Business Integration Services, Inc. v. AT&T Corp., 2008 U.S. Dist. LEXIS 33952 – In this federal court action, the court considered whether an employee’s disclosure of privileged information constituted a waiver of his company’s right to assert the attorney-client privilege.

Business Integration Services (“BIS”) contracted with AT&T to sell AT&T’s services to third parties. During the relationship, James Glackin, AT&T’s regional manager, worked with BIS on a daily basis. AT&T developed concerns about its relationship with BIS and eventually decided to terminate it. While communicating AT&T’s concerns to BIS, Glackin disclosed the thought processes of AT&T’s in-house counsel.

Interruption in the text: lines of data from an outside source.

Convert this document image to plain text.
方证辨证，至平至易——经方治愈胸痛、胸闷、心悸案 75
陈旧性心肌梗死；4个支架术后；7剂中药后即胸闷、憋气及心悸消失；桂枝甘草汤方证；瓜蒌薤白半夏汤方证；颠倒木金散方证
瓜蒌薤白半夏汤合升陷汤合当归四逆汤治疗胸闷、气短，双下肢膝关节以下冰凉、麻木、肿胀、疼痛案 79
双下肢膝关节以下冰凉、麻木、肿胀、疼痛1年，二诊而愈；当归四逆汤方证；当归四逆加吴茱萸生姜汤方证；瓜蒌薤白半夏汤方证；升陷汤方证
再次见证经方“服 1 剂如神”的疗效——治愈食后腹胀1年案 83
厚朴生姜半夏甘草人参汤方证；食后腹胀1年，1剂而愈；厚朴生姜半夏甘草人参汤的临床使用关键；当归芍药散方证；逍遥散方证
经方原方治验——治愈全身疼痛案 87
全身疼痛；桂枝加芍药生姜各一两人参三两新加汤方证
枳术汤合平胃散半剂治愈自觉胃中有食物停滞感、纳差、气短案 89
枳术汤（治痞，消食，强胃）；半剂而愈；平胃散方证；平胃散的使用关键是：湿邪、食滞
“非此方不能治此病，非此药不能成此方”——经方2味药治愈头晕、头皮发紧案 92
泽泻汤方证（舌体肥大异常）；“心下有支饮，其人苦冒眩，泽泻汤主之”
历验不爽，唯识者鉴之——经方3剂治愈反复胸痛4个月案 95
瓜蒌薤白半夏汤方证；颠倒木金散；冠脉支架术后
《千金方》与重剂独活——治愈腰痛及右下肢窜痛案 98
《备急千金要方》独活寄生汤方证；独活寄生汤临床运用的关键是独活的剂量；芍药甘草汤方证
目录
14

About three years later, while in litigation with BIS, AT&T asserted attorney-client privilege over Glackin’s disclosures. The court decided that AT&T had waived the privilege.

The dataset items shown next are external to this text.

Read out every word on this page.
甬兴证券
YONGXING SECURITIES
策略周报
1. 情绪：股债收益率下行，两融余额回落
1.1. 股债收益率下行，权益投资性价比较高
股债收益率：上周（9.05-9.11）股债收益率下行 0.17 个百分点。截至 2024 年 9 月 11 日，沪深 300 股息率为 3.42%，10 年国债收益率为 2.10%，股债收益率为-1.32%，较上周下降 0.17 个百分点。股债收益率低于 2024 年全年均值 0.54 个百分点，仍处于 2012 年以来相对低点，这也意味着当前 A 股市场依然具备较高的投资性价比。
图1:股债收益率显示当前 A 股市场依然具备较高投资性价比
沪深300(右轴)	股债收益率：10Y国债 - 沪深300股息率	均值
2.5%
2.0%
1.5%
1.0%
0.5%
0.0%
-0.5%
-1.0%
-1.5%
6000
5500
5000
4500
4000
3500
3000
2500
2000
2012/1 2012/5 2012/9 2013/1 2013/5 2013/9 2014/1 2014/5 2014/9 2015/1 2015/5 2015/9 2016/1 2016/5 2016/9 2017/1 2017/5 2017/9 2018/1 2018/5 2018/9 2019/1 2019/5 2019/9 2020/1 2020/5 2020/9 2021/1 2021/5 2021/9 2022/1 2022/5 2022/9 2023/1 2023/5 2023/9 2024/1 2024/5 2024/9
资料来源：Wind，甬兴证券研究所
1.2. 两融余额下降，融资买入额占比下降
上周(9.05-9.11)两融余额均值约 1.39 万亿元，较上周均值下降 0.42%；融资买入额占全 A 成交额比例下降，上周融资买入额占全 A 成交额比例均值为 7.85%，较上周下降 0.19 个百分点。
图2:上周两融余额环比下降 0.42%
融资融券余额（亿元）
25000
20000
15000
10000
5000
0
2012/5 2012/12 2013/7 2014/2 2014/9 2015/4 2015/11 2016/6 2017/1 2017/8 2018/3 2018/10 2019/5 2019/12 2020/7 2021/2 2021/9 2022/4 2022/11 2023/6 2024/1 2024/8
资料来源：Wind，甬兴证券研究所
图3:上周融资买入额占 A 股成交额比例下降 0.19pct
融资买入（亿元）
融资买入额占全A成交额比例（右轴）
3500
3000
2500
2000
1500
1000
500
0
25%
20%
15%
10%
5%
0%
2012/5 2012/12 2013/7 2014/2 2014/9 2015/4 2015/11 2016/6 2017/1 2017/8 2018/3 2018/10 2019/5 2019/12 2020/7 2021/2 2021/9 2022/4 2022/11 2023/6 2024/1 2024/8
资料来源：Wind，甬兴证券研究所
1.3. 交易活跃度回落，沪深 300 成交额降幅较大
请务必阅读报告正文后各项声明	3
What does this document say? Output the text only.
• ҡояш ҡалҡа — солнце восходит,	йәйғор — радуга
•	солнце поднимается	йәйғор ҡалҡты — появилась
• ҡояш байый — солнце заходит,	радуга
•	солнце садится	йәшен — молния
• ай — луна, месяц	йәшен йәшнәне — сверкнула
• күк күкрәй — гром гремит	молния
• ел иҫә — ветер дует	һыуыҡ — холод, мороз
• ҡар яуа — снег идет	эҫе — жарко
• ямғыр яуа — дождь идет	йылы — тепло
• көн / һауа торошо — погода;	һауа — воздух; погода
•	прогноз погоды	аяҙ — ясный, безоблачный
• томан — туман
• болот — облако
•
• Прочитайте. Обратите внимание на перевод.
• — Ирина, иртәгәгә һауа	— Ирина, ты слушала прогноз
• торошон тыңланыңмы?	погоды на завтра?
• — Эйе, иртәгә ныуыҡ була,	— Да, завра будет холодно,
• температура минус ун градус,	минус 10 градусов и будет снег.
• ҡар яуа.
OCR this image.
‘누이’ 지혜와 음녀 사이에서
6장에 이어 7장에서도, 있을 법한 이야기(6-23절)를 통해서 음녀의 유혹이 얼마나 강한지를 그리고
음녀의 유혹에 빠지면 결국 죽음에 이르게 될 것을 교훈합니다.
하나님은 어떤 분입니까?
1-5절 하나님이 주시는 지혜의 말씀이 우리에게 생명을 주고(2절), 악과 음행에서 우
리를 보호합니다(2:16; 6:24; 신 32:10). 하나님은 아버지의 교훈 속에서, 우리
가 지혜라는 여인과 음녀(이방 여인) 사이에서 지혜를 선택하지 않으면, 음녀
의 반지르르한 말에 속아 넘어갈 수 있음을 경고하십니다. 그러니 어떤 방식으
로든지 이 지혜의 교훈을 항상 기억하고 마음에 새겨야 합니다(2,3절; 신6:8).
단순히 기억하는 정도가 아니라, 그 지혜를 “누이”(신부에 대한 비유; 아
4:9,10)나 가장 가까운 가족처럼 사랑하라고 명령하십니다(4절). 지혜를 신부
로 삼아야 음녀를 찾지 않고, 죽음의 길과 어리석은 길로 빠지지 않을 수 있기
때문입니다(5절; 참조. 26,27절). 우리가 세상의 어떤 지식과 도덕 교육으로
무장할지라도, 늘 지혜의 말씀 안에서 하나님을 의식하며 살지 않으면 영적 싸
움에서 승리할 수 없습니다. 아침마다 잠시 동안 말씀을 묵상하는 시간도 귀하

When privileged information is voluntarily disclosed, courts usually find that the privilege has been waived. Normally, only a company’s officers, directors, and high-level managers can authorize disclosure of privileged information of the company. However, in the following three situations, a lower-level employee’s disclosure can be deemed a voluntary disclosure by the company: first, if the company authorized the employee to act on its behalf; second, if the company, before the disclosure, led others to believe the employee was so authorized; and third, if the company, after the disclosure, ratified the employee’s disclosure through its conduct. The court in BIS found that AT&T ratified Glackin’s disclosure. AT&T was aware of the disclosure for a long time, but made no effort to dissent from it. Glackin’s disclosure was deemed a voluntary disclosure by the company, and therefore a waiver of the privilege.

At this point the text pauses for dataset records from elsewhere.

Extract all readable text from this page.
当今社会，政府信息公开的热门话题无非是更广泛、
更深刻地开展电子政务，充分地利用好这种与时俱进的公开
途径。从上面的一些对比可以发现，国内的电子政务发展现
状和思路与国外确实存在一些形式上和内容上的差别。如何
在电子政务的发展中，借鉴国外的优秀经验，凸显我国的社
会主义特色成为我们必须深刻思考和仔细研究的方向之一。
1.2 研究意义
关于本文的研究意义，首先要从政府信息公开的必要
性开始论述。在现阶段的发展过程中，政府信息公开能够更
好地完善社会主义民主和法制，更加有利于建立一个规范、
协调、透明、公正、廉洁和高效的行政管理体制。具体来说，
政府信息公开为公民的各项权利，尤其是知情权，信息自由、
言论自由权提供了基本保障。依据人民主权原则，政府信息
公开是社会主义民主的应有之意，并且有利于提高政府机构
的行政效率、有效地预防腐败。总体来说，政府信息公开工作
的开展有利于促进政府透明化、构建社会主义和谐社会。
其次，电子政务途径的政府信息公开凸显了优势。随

The court considered the following factors: (1) the reasonableness of any precautions taken to prevent disclosures, (2) time taken to rectify the error, (3) the extent of the disclosure, and (4) fairness. The court found that the first two factors weighed against AT&T. AT&T failed to instruct Glackin about privilege issues and allowed years to pass before asserting privilege. The last two factors were deemed irrelevant. Therefore, the court decided that, had AT&T not voluntarily disclosed the information, its disclosure would have nevertheless constituted a waiver of the privilege.